Mari Shibata 11 June 2009

Turkish Cypriot nationalists have swept to victory in a parliamentary election in northern Cyprus – a result that could seriously damage peace talks with Greek Cypriots.

According to provisional election results released by the Turkish Cypriot administration with 89% of the votes counted, the right-wing National Unity Party (UBP), which favors closer links with Turkey rather than EU membership, has won 44% of the vote, leaving the ruling Republican Turkish Party (CTP) with only 29%. Just under 162,000 people were eligible to participate in Sunday’s election.

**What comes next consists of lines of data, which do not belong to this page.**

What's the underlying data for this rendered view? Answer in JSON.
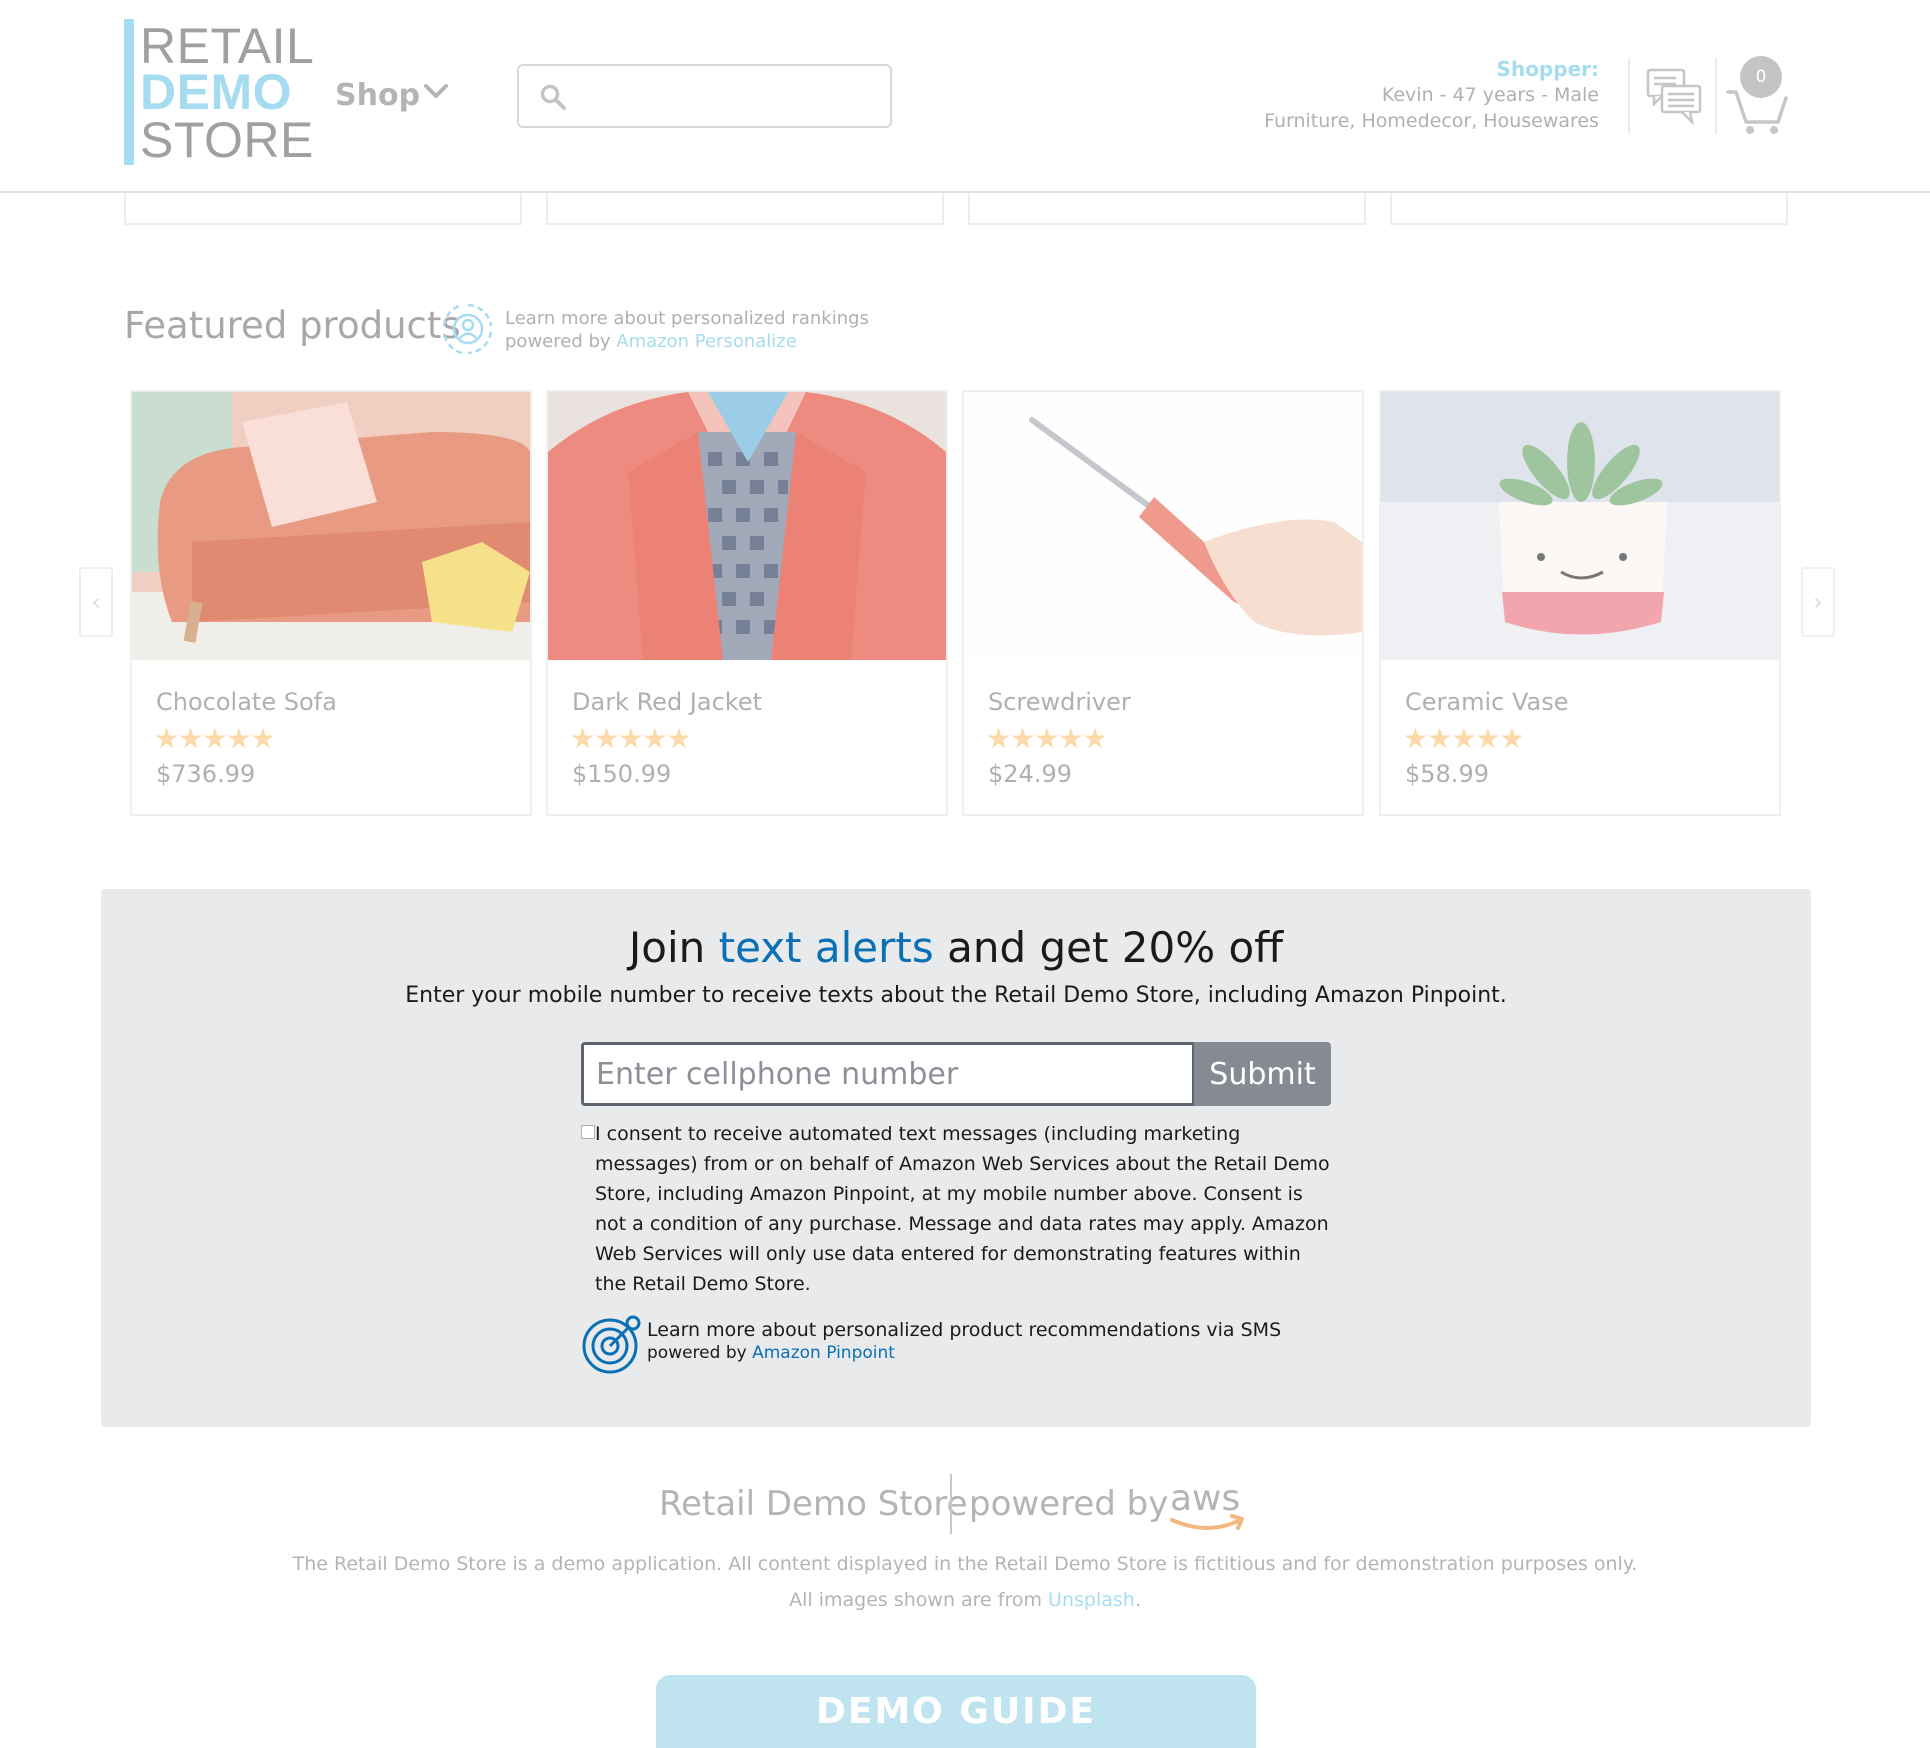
{
  "header": {
    "logo": {
      "line1": "RETAIL",
      "line2": "DEMO",
      "line3": "STORE"
    },
    "shop_label": "Shop",
    "search": {
      "placeholder": "",
      "value": ""
    },
    "shopper": {
      "label": "Shopper:",
      "profile": "Kevin - 47 years - Male",
      "interests": "Furniture, Homedecor, Housewares"
    },
    "cart_count": "0"
  },
  "featured": {
    "title": "Featured products",
    "learn_more": "Learn more about personalized rankings",
    "powered_by": "powered by",
    "service": "Amazon Personalize",
    "prev_arrow": "‹",
    "next_arrow": "›",
    "products": [
      {
        "name": "Chocolate Sofa",
        "rating": 5,
        "stars": "★★★★★",
        "price": "$736.99"
      },
      {
        "name": "Dark Red Jacket",
        "rating": 5,
        "stars": "★★★★★",
        "price": "$150.99"
      },
      {
        "name": "Screwdriver",
        "rating": 5,
        "stars": "★★★★★",
        "price": "$24.99"
      },
      {
        "name": "Ceramic Vase",
        "rating": 5,
        "stars": "★★★★★",
        "price": "$58.99"
      }
    ]
  },
  "alerts": {
    "heading_pre": "Join ",
    "heading_highlight": "text alerts",
    "heading_post": " and get 20% off",
    "subtitle": "Enter your mobile number to receive texts about the Retail Demo Store, including Amazon Pinpoint.",
    "phone_placeholder": "Enter cellphone number",
    "submit_label": "Submit",
    "consent_text": "I consent to receive automated text messages (including marketing messages) from or on behalf of Amazon Web Services about the Retail Demo Store, including Amazon Pinpoint, at my mobile number above. Consent is not a condition of any purchase. Message and data rates may apply. Amazon Web Services will only use data entered for demonstrating features within the Retail Demo Store.",
    "learn_more": "Learn more about personalized product recommendations via SMS",
    "powered_by": "powered by",
    "service": "Amazon Pinpoint"
  },
  "footer": {
    "brand": "Retail Demo Store",
    "powered_by": "powered by",
    "aws": "aws",
    "disclaimer": "The Retail Demo Store is a demo application. All content displayed in the Retail Demo Store is fictitious and for demonstration purposes only.",
    "images_pre": "All images shown are from ",
    "images_link": "Unsplash",
    "images_post": "."
  },
  "demo_guide_label": "DEMO GUIDE",
  "colors": {
    "accent_light": "#a6dcef",
    "link_blue": "#0a6fb5",
    "alerts_bg": "#e9eaeb",
    "submit_bg": "#868b93",
    "star": "#fcd9a8"
  }
}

Since 1974, Cyprus has been divided after a Turkish invasion triggered by a brief Greek inspired coup. The last attempt at a negotiated solution to the Cypriot problem, in 2004, collapsed when Turkish Cypriots voted in favour of a UN settlement plan that was overwhelmingly rejected by Greek Cypriot voters. This resulted in the southern part – ruled by Greek Cypriots – joining the EU that year, while the Turkish north remained excluded. There have been very small steps towards a future resolution of the situation between the north and south such as the symbolic reopening of Ledra Street in the Cypriot capital, Nicosia.

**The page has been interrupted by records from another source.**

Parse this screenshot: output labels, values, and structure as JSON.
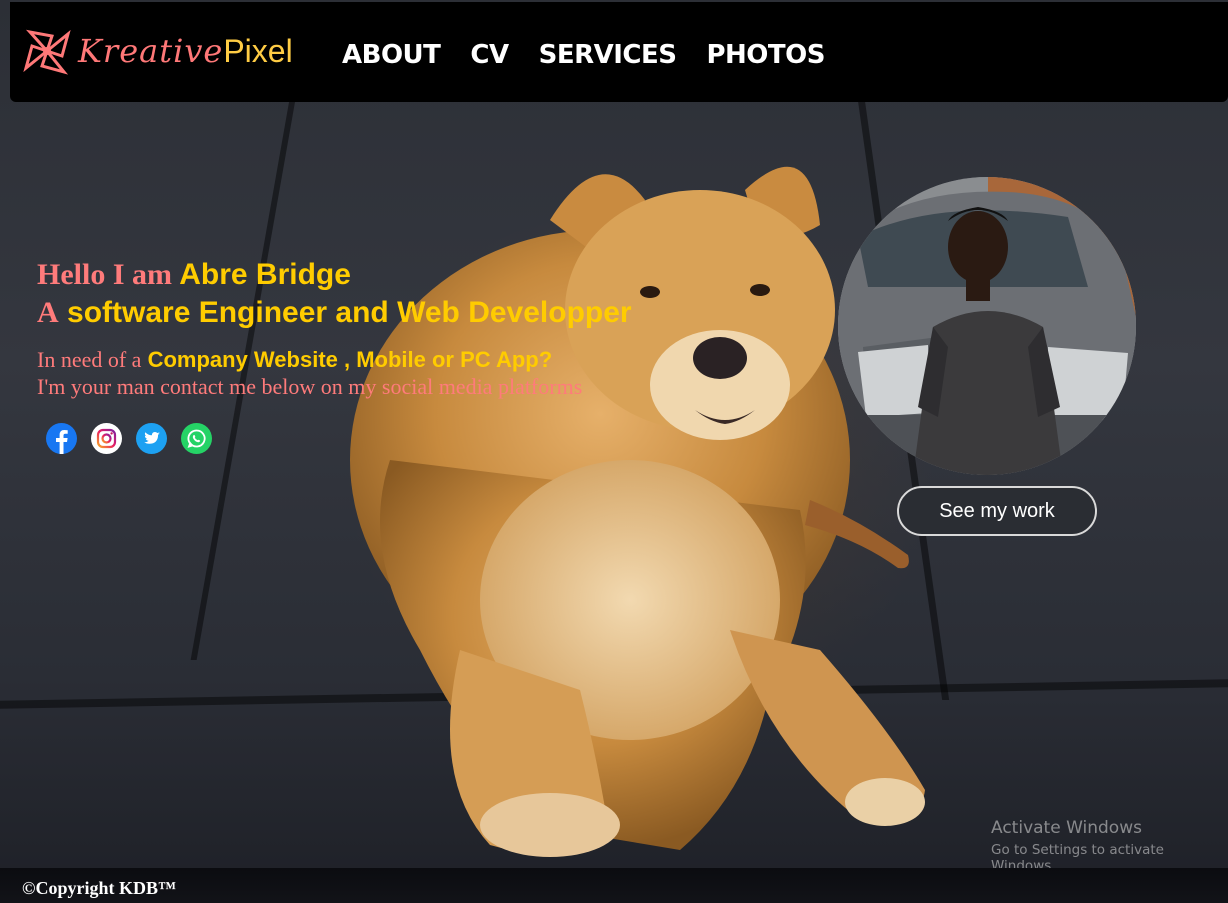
{
  "brand": {
    "name_part1": "Kreative",
    "name_part2": "Pixel",
    "colors": {
      "pink": "#ff7878",
      "gold": "#ffcc44"
    }
  },
  "nav": {
    "items": [
      {
        "label": "ABOUT",
        "icon": ""
      },
      {
        "label": "CV",
        "icon": ""
      },
      {
        "label": "SERVICES",
        "icon": ""
      },
      {
        "label": "PHOTOS",
        "icon": ""
      }
    ]
  },
  "hero": {
    "greeting": "Hello I am",
    "name": "Abre Bridge",
    "role_prefix": "A",
    "role": "software Engineer and Web Developper",
    "need_prefix": "In need of a",
    "need_items": "Company Website , Mobile or PC App?",
    "contact_text": "I'm your man contact me below on my social media platforms",
    "accent_colors": {
      "pink": "#ff7b7b",
      "gold": "#ffcc00"
    }
  },
  "socials": [
    {
      "name": "facebook-icon"
    },
    {
      "name": "instagram-icon"
    },
    {
      "name": "twitter-icon"
    },
    {
      "name": "whatsapp-icon"
    }
  ],
  "cta": {
    "label": "See my work"
  },
  "watermark": {
    "title": "Activate Windows",
    "subtitle": "Go to Settings to activate Windows."
  },
  "footer": {
    "copyright": "©Copyright KDB™"
  }
}
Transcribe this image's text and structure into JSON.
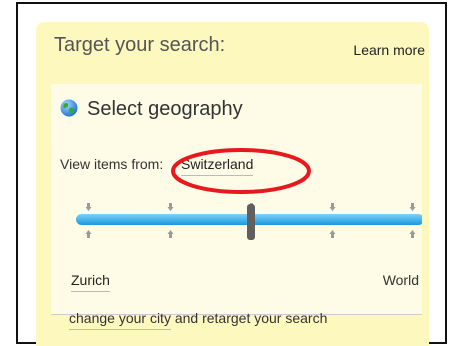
{
  "panel": {
    "title": "Target your search:",
    "learn_more": "Learn more"
  },
  "geography": {
    "title": "Select geography",
    "icon": "globe-icon",
    "view_items_label": "View items from:",
    "selected_location": "Switzerland",
    "slider": {
      "stops": 7,
      "selected_stop": 4,
      "min_label": "Zurich",
      "max_label": "World"
    },
    "change_city_link": "change your city",
    "retarget_text": " and retarget your search"
  },
  "colors": {
    "panel_background": "#fdf9be",
    "slider_track": "#2aa9ea",
    "highlight_circle": "#e8191e"
  }
}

Representing the partition of the island, Ledra Street was divided in 1964 due to violence between the ethnic communities of Greek and Turkish Cypriots, and was finally re-opened in April 2008. However,opinion polls suggest that on the issue of re-unification, the National Unity Party will be expected to push for a harder line in talks with Greek Cypriots in the south – a sign of the frustration felt by Turkish Cypriots at the slow progress of talks aimed at reuniting the island.

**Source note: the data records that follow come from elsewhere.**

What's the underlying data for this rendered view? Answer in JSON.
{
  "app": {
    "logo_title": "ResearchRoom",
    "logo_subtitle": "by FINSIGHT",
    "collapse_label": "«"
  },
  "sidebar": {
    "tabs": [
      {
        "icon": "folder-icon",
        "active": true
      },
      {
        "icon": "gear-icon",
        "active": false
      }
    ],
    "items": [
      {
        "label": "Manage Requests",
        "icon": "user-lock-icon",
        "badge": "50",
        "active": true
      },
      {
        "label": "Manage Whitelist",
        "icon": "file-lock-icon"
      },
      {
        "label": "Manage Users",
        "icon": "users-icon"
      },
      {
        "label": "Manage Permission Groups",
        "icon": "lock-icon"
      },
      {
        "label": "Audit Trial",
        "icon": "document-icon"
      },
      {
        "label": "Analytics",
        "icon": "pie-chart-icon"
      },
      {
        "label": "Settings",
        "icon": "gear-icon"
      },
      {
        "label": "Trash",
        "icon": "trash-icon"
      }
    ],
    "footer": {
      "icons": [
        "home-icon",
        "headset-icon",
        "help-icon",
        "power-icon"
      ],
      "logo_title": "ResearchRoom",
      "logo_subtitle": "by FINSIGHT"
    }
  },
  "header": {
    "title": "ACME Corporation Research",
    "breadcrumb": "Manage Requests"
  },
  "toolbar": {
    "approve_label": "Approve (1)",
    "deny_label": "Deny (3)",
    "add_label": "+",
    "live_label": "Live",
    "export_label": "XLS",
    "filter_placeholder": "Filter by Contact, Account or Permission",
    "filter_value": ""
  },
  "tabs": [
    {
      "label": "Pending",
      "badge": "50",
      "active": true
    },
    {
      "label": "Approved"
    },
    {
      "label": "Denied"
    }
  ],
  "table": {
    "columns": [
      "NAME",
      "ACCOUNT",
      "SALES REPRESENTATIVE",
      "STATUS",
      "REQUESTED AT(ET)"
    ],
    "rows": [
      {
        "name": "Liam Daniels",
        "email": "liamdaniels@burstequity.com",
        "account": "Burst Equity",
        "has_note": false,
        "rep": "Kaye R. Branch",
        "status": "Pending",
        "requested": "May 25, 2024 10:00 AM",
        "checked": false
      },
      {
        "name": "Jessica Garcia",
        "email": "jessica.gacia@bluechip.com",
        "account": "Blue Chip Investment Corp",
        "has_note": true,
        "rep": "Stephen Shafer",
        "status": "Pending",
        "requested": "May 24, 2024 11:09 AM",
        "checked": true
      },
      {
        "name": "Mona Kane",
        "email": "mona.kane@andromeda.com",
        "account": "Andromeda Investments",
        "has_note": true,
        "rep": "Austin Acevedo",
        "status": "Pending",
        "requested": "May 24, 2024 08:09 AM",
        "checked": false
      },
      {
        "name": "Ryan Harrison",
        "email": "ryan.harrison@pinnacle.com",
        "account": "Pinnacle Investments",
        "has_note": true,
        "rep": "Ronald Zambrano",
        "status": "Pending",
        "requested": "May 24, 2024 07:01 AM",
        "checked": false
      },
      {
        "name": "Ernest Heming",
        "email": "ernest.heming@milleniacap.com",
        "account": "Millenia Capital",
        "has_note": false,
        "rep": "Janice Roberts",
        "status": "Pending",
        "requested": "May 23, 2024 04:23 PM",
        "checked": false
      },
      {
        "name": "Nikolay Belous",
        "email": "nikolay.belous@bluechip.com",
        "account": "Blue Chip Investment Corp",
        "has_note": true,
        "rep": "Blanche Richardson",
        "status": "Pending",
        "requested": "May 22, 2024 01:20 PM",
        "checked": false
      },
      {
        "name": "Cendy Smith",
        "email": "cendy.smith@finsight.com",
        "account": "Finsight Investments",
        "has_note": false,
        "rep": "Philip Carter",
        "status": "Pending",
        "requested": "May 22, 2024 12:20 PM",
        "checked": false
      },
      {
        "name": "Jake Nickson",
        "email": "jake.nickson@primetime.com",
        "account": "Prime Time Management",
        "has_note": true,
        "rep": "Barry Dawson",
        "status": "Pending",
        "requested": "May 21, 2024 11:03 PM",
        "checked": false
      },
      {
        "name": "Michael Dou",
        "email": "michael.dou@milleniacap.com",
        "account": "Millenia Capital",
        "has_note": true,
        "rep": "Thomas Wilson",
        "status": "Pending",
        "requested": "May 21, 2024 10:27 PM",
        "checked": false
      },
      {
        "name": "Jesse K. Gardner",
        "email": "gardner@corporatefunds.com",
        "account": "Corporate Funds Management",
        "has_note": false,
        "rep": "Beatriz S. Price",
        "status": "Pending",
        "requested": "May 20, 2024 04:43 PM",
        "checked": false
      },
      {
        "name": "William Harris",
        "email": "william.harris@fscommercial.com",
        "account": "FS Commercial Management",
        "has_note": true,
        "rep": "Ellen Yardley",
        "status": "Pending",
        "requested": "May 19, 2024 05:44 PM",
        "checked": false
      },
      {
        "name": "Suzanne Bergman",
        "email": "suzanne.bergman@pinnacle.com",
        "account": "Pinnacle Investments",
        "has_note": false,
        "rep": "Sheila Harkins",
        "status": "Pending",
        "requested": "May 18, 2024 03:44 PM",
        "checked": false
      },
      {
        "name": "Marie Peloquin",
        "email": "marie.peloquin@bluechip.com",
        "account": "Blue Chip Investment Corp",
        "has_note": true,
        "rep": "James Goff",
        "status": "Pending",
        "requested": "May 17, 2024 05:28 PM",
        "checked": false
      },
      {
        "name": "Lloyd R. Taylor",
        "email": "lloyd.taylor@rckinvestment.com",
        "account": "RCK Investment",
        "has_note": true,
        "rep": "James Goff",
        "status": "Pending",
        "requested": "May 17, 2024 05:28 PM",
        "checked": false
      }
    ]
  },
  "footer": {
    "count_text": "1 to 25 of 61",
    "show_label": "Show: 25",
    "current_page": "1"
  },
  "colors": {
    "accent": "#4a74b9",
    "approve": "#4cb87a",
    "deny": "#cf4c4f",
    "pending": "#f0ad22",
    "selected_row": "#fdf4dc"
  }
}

Last year, the Greek Cypriot President, Dimitris Christofias,promised a power-sharing arrangement as among the key issues to be resolved, along with security matters, property disputes and Turkey’s military presence in the island’s north. However, these are yet to happen, alongside the deal that was set to be sealed when he began talks with the Turkish Cypriot leader, Mehmet Ali Talat. The package guaranteed the breakaway Turkish Republic of Northern Cypriot – currently only recognized by Turkey – an automatic membership of the EU.

The leader of the nationalist UBP party, Dervis Eroglu, has said he will be pressing for international recognition for the breakaway state and wants the island to remain divided with his sights set on a two-state model. Mr. Talat will continue to lead the talks with Mr Christofias but the election results mean that he may no longer have the authority to make the necessary concessions for peace.